— Да-а, — протянул он, — теперь я понимаю… Ты посмотри, какие у нее арабские волоски на затылке. Удивительно породистые.
Когда представили Льва Николаевича Марии Александровне, он сел за чайный стол около нее; разговора их я не знаю, но знаю, что она послужила ему типом Анны Карениной, не характером, а наружностью.
Он сам признавал это.
Когда мы приехали домой, нам было весело. Мы разбирали всех и все, и я шутя сказала ему:
— Ты знаешь, Соня непременно приревновала бы тебя к Гартунг.
— А ты бы Сашу (муж Кузминской. —
— Непременно.
— Ну так и Соня, — смеясь ответил он».
Так случилось, что и горькая судьба мужа Марии Александровны заинтересовала Толстого. Литературоведы считают, что самоубийство Феди Протасова прямо на суде восходит к его истории…
Вернемся теперь к 1830-м годам, когда был еще жив отец Маши. Осенью 1835 г. из Михайловского он «церемонно» обращается к старшей дочери: «целую ручку у Марьи Александровны и прошу ее быть моею заступницею у тебя» (14 сентября); интересуется ее детскими играми: «Что Машка, какова дружба ее с маленькой Музика? и каковы ее победы?» (29 сентября); скучает по ней: «Что ты про Машу ничего не пишешь? ведь я, хоть Сашка и любимец мой, а всё люблю ее затеи».
Остается еще только одна «сюита» отцовских писем — из поездки в Москву в мае 1836 г. В них тоже есть о Маше. 4 мая: «Домик Нащокина доведен до совершенства — недостает только живых человечиков. Как бы Маша им радовалась!» Пушкину очень хотелось показать детям знаменитый игрушечный домик из множества предметов, принадлежавший П. В. Нащокину, но не довелось.

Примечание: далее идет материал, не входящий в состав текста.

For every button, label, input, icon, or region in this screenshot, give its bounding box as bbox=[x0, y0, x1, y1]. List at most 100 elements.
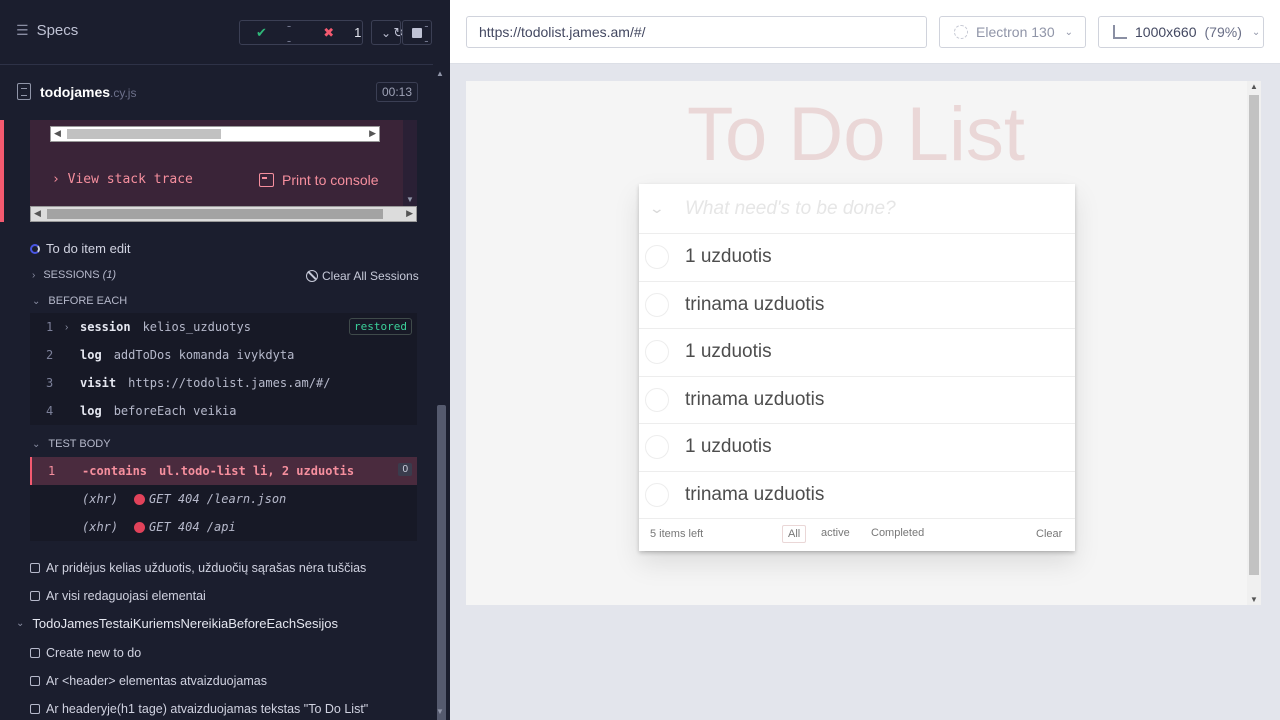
menu-icon: ☰ bbox=[16, 22, 29, 38]
sessions-header[interactable]: › SESSIONS (1) bbox=[32, 269, 116, 281]
x-icon: ✖ bbox=[323, 24, 335, 40]
todo-toggle-checkbox[interactable] bbox=[645, 292, 669, 317]
scroll-down-icon[interactable]: ▼ bbox=[406, 195, 414, 204]
todo-toggle-checkbox[interactable] bbox=[645, 245, 669, 269]
command-row[interactable]: 3 visit https://todolist.james.am/#/ bbox=[30, 369, 417, 397]
pending-test-icon bbox=[30, 563, 40, 573]
error-vertical-scrollbar[interactable]: ▼ bbox=[403, 120, 417, 206]
new-todo-input[interactable]: ⌄ What need's to be done? bbox=[639, 184, 1075, 234]
element-count-badge: 0 bbox=[398, 463, 412, 476]
todo-item[interactable]: 1 uzduotis bbox=[639, 329, 1075, 377]
browser-icon bbox=[954, 25, 968, 39]
command-row[interactable]: 1 › session kelios_uzduotys restored bbox=[30, 313, 417, 341]
specs-label: Specs bbox=[36, 22, 79, 39]
chevron-down-icon: ⌄ bbox=[32, 438, 41, 450]
print-to-console-button[interactable]: Print to console bbox=[259, 172, 379, 188]
view-stack-trace-toggle[interactable]: › View stack trace bbox=[52, 172, 193, 187]
aut-scrollbar[interactable]: ▲ ▼ bbox=[1247, 81, 1261, 605]
aut-header: https://todolist.james.am/#/ Electron 13… bbox=[450, 0, 1280, 64]
stop-icon bbox=[412, 27, 422, 38]
url-bar[interactable]: https://todolist.james.am/#/ bbox=[466, 16, 927, 48]
spec-extension: .cy.js bbox=[110, 86, 137, 100]
todo-item[interactable]: 1 uzduotis bbox=[639, 234, 1075, 282]
scroll-left-icon[interactable]: ◀ bbox=[54, 128, 61, 139]
clear-completed-button[interactable]: Clear bbox=[1036, 528, 1062, 540]
suite-header[interactable]: ⌄ TodoJamesTestaiKuriemsNereikiaBeforeEa… bbox=[16, 616, 338, 631]
filter-active[interactable]: active bbox=[816, 525, 855, 541]
test-item[interactable]: Ar pridėjus kelias užduotis, užduočių są… bbox=[30, 561, 366, 575]
scrollbar-thumb[interactable] bbox=[47, 209, 383, 219]
todo-toggle-checkbox[interactable] bbox=[645, 435, 669, 459]
pending-test-icon bbox=[30, 648, 40, 658]
items-left-count: 5 items left bbox=[650, 528, 704, 540]
error-block-scrollbar[interactable]: ◀ ▶ bbox=[30, 206, 417, 222]
command-row[interactable]: 2 log addToDos komanda ivykdyta bbox=[30, 341, 417, 369]
test-item[interactable]: Create new to do bbox=[30, 646, 141, 660]
chevron-down-icon: ⌄ bbox=[1064, 26, 1073, 38]
passed-stat: ✔ -- bbox=[240, 18, 307, 48]
fail-indicator-bar bbox=[0, 120, 4, 222]
todo-footer: 5 items left All active Completed Clear bbox=[639, 519, 1075, 551]
scrollbar-thumb[interactable] bbox=[437, 405, 446, 720]
test-item[interactable]: Ar <header> elementas atvaizduojamas bbox=[30, 674, 267, 688]
app-under-test-frame: To Do List ⌄ What need's to be done? 1 u… bbox=[466, 81, 1261, 605]
test-item[interactable]: Ar headeryje(h1 tage) atvaizduojamas tek… bbox=[30, 702, 368, 716]
chevron-right-icon: › bbox=[52, 172, 60, 187]
failed-stat: ✖ 1 bbox=[307, 25, 377, 41]
todo-item[interactable]: trinama uzduotis bbox=[639, 282, 1075, 329]
scroll-down-icon[interactable]: ▼ bbox=[436, 707, 444, 716]
scrollbar-thumb[interactable] bbox=[1249, 95, 1259, 575]
pending-test-icon bbox=[30, 676, 40, 686]
todo-toggle-checkbox[interactable] bbox=[645, 482, 669, 507]
before-each-commands: 1 › session kelios_uzduotys restored 2 l… bbox=[30, 313, 417, 425]
test-item[interactable]: Ar visi redaguojasi elementai bbox=[30, 589, 206, 603]
test-stats: ✔ -- ✖ 1 ↻ -- bbox=[239, 18, 429, 48]
check-icon: ✔ bbox=[256, 24, 267, 40]
status-dot-icon bbox=[134, 521, 145, 533]
toggle-all-chevron-icon[interactable]: ⌄ bbox=[649, 200, 665, 217]
chevron-down-icon: ⌄ bbox=[32, 295, 41, 307]
todo-toggle-checkbox[interactable] bbox=[645, 340, 669, 364]
failed-command-row[interactable]: 1 -contains ul.todo-list li, 2 uzduotis … bbox=[30, 457, 417, 485]
command-row[interactable]: 4 log beforeEach veikia bbox=[30, 397, 417, 425]
scroll-up-icon[interactable]: ▲ bbox=[436, 69, 444, 78]
xhr-row[interactable]: (xhr) GET 404 /api bbox=[30, 513, 417, 541]
todo-card: ⌄ What need's to be done? 1 uzduotis tri… bbox=[639, 184, 1075, 551]
chevron-down-icon: ⌄ bbox=[16, 618, 25, 629]
chevron-down-icon: ⌄ bbox=[380, 25, 392, 40]
browser-selector[interactable]: Electron 130 ⌄ bbox=[939, 16, 1086, 48]
running-test-title[interactable]: To do item edit bbox=[30, 241, 131, 256]
test-body-header[interactable]: ⌄ TEST BODY bbox=[32, 438, 111, 450]
running-spinner-icon bbox=[30, 243, 40, 254]
ruler-icon bbox=[1113, 25, 1127, 39]
scroll-right-icon[interactable]: ▶ bbox=[406, 208, 413, 219]
pending-test-icon bbox=[30, 591, 40, 601]
filter-completed[interactable]: Completed bbox=[866, 525, 929, 541]
reporter-header: ☰ Specs ✔ -- ✖ 1 ↻ -- ⌄ bbox=[0, 0, 433, 65]
clear-all-sessions-button[interactable]: Clear All Sessions bbox=[306, 269, 419, 283]
viewport-selector[interactable]: 1000x660 (79%) ⌄ bbox=[1098, 16, 1264, 48]
new-todo-placeholder: What need's to be done? bbox=[685, 197, 896, 219]
todo-toggle-checkbox[interactable] bbox=[645, 387, 669, 412]
specs-button[interactable]: ☰ Specs bbox=[16, 22, 78, 39]
restored-badge: restored bbox=[349, 318, 412, 335]
todo-item[interactable]: trinama uzduotis bbox=[639, 472, 1075, 519]
ban-icon bbox=[306, 270, 318, 282]
scroll-up-icon[interactable]: ▲ bbox=[1250, 82, 1258, 91]
spec-duration: 00:13 bbox=[376, 82, 419, 102]
filter-all[interactable]: All bbox=[782, 525, 807, 543]
scroll-left-icon[interactable]: ◀ bbox=[34, 208, 41, 219]
before-each-header[interactable]: ⌄ BEFORE EACH bbox=[32, 295, 127, 307]
xhr-row[interactable]: (xhr) GET 404 /learn.json bbox=[30, 485, 417, 513]
scroll-right-icon[interactable]: ▶ bbox=[369, 128, 376, 139]
todo-item[interactable]: 1 uzduotis bbox=[639, 424, 1075, 472]
test-body-commands: 1 -contains ul.todo-list li, 2 uzduotis … bbox=[30, 457, 417, 541]
stop-button[interactable] bbox=[402, 20, 432, 45]
todo-item[interactable]: trinama uzduotis bbox=[639, 377, 1075, 424]
scrollbar-thumb[interactable] bbox=[67, 129, 221, 139]
scroll-down-icon[interactable]: ▼ bbox=[1250, 595, 1258, 604]
expand-collapse-button[interactable]: ⌄ bbox=[371, 20, 401, 45]
error-code-scrollbar[interactable]: ◀ ▶ bbox=[50, 126, 380, 142]
app-title: To Do List bbox=[687, 92, 1025, 177]
reporter-scrollbar[interactable]: ▲ ▼ bbox=[433, 65, 450, 720]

Это упоминание последнее. Есть только еще общее — обо всех детях.
Когда умирал Пушкин, ему по очереди приносили детей под благословение. Маша, может быть, подошла сама…
С 1877 г. Мария Александровна жила одиноко. Никаких средств муж ей не оставил. Долго ей отказывали в пенсии, потом назначили 240 рублей в год и только к столетнему юбилею отца округлили сумму до 300. Жила она зимами в Москве: на Поварской, на Кисловке, в арбатских переулках, на Спиридоньевской. Помогала овдовевшему брату Александру справляться с оравой ребятишек. В. М. Русаков впервые опубликовал письмо Александра Александровича Пушкина брату Григорию: «Не знаю, знаешь ли ты, что у меня <…> гостит сестра Маша. Для меня это такая благодать, что и вообразить себе не можешь. Есть с кем душу отвести и для девочек моих это большое счастье, что она у меня».
В пожилых годах Мария и Александр Пушкины особенно сблизились, вспоминали детство. Обоим было бесприютно. Мария Александровна, как вспоминали знавшие ее, была очень суеверна: пугалась совиного крика, избегала тринадцатого числа, а если выплата пенсии приходилась на пятницу, задерживала ее получение на несколько дней.
Несомненное оживление в их жизнь внесли пушкинские торжества 1880 года в Москве. Брат и сестра вместе приехали на празднование из Козлова, где стоял тогда полк А. А. Пушкина. Речи И. С. Тургенева, Ф. М. Достоевского, А. Н. Островского, может быть, даже детям поэта впервые открыли значение их отца в русской и мировой литературе. В последний раз они собрались тогда вместе все четверо. Всюду их встречали как почетных гостей. После учреждения в Москве библиотеки-читальни Имени А. С. Пушкина Мария Александровна стала ее попечительницей: вела счета, разбирала деловые бумаги. Правнучка Пушкина Т. Н. Галина, заставшая ее в старости, рассказала В. М. Русакову: «Она была <…> величавая и очень моложавая седая дама, жизнерадостная, приветливая».
Если верить весьма правдоподобной легенде, в последние годы жизни «беззубая Пускина» каждый день приходила на Тверской бульвар к памятнику поэту и, никем не узнанная, часами сидела на скамье, глядя на него.
Еще до революции ей довелось познакомиться с А. В. Луначарским. В конце 1918 г. по его ходатайству М. А. Пушкиной-Гартунг, «учтя заслуги поэта Пушкина перед русской художественной литературой», была назначена персональная пенсия. Получить ее она не успела: 7 марта 1919 г. Мария Александровна умерла. На первую пенсию ее и схоронили.